This helps ensure that import statements import from the right module and that
the `__all__` variable is correct.
fix: dbpedia URL to use https instead of http (2444)
Commit [ef25896](https://github.com/RDFLib/rdflib/commit/ef25896), closes [#2444](https://github.com/RDFLib/rdflib/issues/2444).
The URL for the service keyword had the http address for the dbpedia endpoint, which no longer works. Changing it to https as that works.
fix: eliminate bare `except:` (2350)
Commit [4ea1436](https://github.com/RDFLib/rdflib/commit/4ea1436), closes [#2350](https://github.com/RDFLib/rdflib/issues/2350).
Replace bare `except:` with `except Exception`, there are some cases where it
can be narrowed further, but this is already an improvement over the current
situation.
This is somewhat pursuant to eliminating
[flakeheaven](https://github.com/flakeheaven/flakeheaven), as it no longer
supports the latest version of flake8
[[ref](https://github.com/flakeheaven/flakeheaven/issues/132)]. But it also is
just the right thing to do as bare exceptions can cause problems.
fix: eliminate file intermediary in translate algebra (2267)

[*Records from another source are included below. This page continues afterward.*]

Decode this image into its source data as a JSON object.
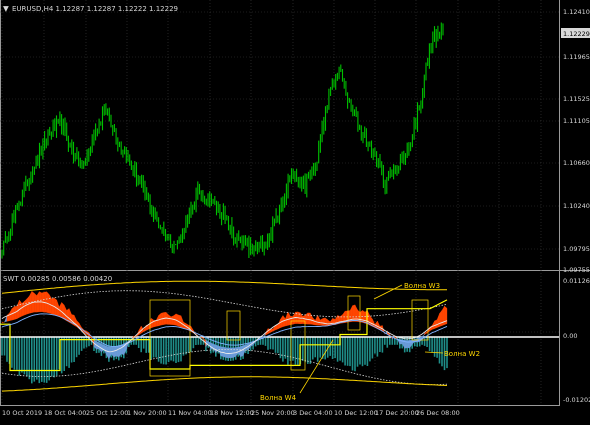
{
  "colors": {
    "background": "#000000",
    "text": "#d8d8d8",
    "grid": "#3a3a3a",
    "price": "#00c000",
    "price_tag_bg": "#d8d8d8",
    "price_tag_text": "#000000",
    "fill_red": "#ff4500",
    "fill_blue": "#6a9bd8",
    "hist_teal": "#1f8f8a",
    "yellow": "#ffd700",
    "yellow_bright": "#ffff00",
    "band": "#d8d8d8",
    "overlay_white": "#e8e8e8",
    "overlay_blue": "#7fb2ff"
  },
  "main_pane": {
    "title": "EURUSD,H4  1.12287 1.12287 1.12222 1.12229",
    "menu_icon": "triangle-down-icon",
    "price_tag": "1.12229",
    "y_ticks": [
      "1.12410",
      "1.11965",
      "1.11525",
      "1.11105",
      "1.10660",
      "1.10240",
      "1.09795",
      "1.09755"
    ]
  },
  "sub_pane": {
    "title": "SWT 0.00285 0.00586 0.00420",
    "y_ticks": [
      "0.01126",
      "0.00",
      "-0.01202"
    ],
    "labels": [
      "Волна W3",
      "Волна W2",
      "Волна W4"
    ]
  },
  "x_axis": {
    "labels": [
      "10 Oct 2019",
      "18 Oct 04:00",
      "25 Oct 12:00",
      "1 Nov 20:00",
      "11 Nov 04:00",
      "18 Nov 12:00",
      "25 Nov 20:00",
      "3 Dec 04:00",
      "10 Dec 12:00",
      "17 Dec 20:00",
      "26 Dec 08:00"
    ]
  },
  "chart_data": [
    {
      "type": "line",
      "title": "EURUSD,H4  1.12287 1.12287 1.12222 1.12229",
      "xlabel": "",
      "ylabel": "",
      "x": [
        "10 Oct 2019",
        "18 Oct 04:00",
        "25 Oct 12:00",
        "1 Nov 20:00",
        "11 Nov 04:00",
        "18 Nov 12:00",
        "25 Nov 20:00",
        "3 Dec 04:00",
        "10 Dec 12:00",
        "17 Dec 20:00",
        "26 Dec 08:00"
      ],
      "ylim": [
        1.097,
        1.125
      ],
      "series": [
        {
          "values": [
            1.099,
            1.1025,
            1.106,
            1.109,
            1.1115,
            1.113,
            1.11,
            1.108,
            1.112,
            1.1145,
            1.111,
            1.1085,
            1.106,
            1.103,
            1.101,
            1.0995,
            1.1025,
            1.1055,
            1.1045,
            1.103,
            1.1005,
            1.0995,
            1.099,
            1.1005,
            1.104,
            1.1075,
            1.106,
            1.108,
            1.115,
            1.119,
            1.1145,
            1.112,
            1.1095,
            1.1065,
            1.108,
            1.11,
            1.115,
            1.122,
            1.1229
          ]
        }
      ]
    },
    {
      "type": "area",
      "title": "SWT 0.00285 0.00586 0.00420",
      "ylim": [
        -0.01202,
        0.01126
      ],
      "series": [
        {
          "name": "",
          "values": [
            0.003,
            0.006,
            0.008,
            0.009,
            0.007,
            0.005,
            0.002,
            -0.002,
            -0.004,
            -0.003,
            0.001,
            0.003,
            0.005,
            0.004,
            0.002,
            -0.001,
            -0.003,
            -0.004,
            -0.003,
            -0.001,
            0.002,
            0.004,
            0.005,
            0.004,
            0.003,
            0.004,
            0.006,
            0.005,
            0.002,
            0.0,
            -0.002,
            -0.001,
            0.003,
            0.006
          ]
        }
      ]
    }
  ]
}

Commit [ae6b859](https://github.com/RDFLib/rdflib/commit/ae6b859), closes [#2267](https://github.com/RDFLib/rdflib/issues/2267).

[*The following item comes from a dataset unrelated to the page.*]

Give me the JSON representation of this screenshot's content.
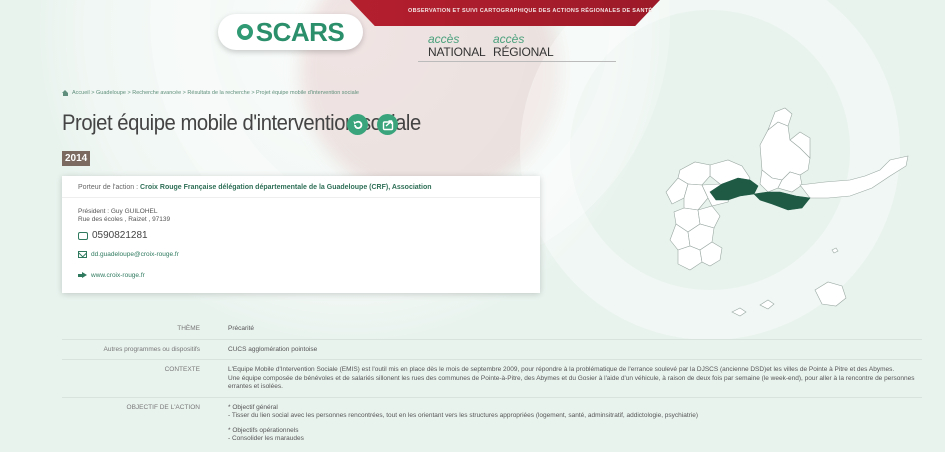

Previously, `rdflib.plugins.sparql.algebra.translateAlgebra()` maintained state via a file, with a fixed filename `query.txt`. With this change, use of that file is eliminated; state is now maintained in memory so that multiple concurrent `translateAlgebra()` calls, for example, should no longer interfere with each other.
The change is accomplished with no change to the client interface. Basically, the actual functionality has been moved into a class, which is instantiated and used as needed (once per call to `algrebra.translateAlgebra()`).
fix: eliminate some mutable default arguments in SPARQL code (2301)
Commit [89982f8](https://github.com/RDFLib/rdflib/commit/89982f8), closes [#2301](https://github.com/RDFLib/rdflib/issues/2301).
This change eliminates some situations where a mutable object (i.e., a dictionary) was used as the default value for functions in the `rdflib.plugins.sparql.processor` module and related code. It replaces these situations with `typing.Optinal` that defaults to None, and is then handled within the function. Luckily, some of the code that the SPARQL Processor relied on already had this style, meaning not a lot of changes had to be made.
This change also makes a small update to the logic in the SPARQL Processor's query function to simplify the if/else statement. This better mirrors the implementation in the `UpdateProcessor`.
fix: formatting of SequencePath and AlternativePath (2504)
Commit [9c73581](https://github.com/RDFLib/rdflib/commit/9c73581), closes [#2504](https://github.com/RDFLib/rdflib/issues/2504).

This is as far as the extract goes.